Dow Jones Industrial Average (DJIA) futures rocketed 112 points higher before the bell on Tuesday, pointing to yet another record day on the stock market. But while investors bask in the all-time highs, one investment firm is sounding the alarm on future dividend payouts.
Janus Henderson warned investors that the juicy dividend rates of the last two years are coming to an end . As corporate earnings wane, investor payouts may take a cut.
“We have been cautioning investors all year that the rapid dividend growth they have enjoyed in the last couple of years was set to return to more normal levels… A softening global economy is beginning to have an impact on corporate earnings and, in turn, on dividends” – Jane Shoemake, Janus Henderson.
In the monster bull run since 2009, dividend rates have risen every single year for a decade.

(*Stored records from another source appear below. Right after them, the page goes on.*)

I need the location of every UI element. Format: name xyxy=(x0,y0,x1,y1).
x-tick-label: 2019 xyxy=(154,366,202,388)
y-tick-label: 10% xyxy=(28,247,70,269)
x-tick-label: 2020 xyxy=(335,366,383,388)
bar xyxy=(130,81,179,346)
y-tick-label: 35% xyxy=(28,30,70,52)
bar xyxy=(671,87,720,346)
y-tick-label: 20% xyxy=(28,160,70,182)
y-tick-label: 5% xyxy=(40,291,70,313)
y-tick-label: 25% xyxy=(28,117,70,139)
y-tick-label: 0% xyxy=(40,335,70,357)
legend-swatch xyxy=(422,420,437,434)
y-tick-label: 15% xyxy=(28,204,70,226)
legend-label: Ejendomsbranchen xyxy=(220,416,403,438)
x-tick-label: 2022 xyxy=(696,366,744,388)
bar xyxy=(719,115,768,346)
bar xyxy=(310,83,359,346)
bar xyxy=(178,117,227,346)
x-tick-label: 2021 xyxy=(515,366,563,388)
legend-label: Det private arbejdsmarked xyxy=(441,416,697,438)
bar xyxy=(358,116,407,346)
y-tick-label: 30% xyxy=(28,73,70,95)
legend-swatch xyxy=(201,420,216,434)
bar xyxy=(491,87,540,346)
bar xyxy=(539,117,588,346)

The pace accelerated to record levels in 2018 where total payouts rose 8.5%.
But don’t expect that trend to continue. 2019 will see a slump back to 5.4% and will likely level off in the next year, according to Janus Henderson.
Why? The great untold story of 2019 is that company earnings took a major hit. The US quietly fell into an earnings recession earlier this year (marked by back-to-back quarters of earnings decline) and hasn’t recovered. Masked by reports of “better-than-expected” results, absolute earnings fell for the third-straight quarter in the recent season .

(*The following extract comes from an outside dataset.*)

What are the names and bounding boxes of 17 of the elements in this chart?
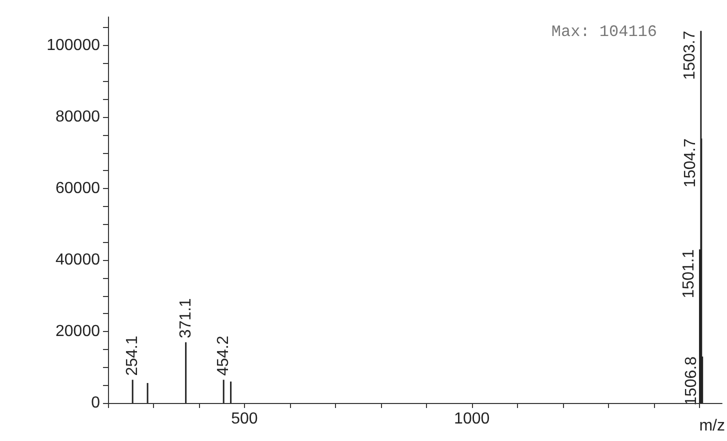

The consolation in Janus Henderson’s report is that US companies are holding up much better than the rest of the globe. US stock dividend growth is expected to come in at 8.6% this year, compared to 5.4% global average.
Among the worst-hit are China and the UK. Half of the Chinese firms cut their dividend payouts in the last three months. But the UK is a particular concern with a meager 0.6% dividend growth this year. That’s a worrying trend given that Britain is typically seen as a dividend haven.
For now, stocks remain at record highs and investors continue to be rewarded via stock buybacks. But the dividend train is slowing down and it could weigh on investors’ passive income going into 2020.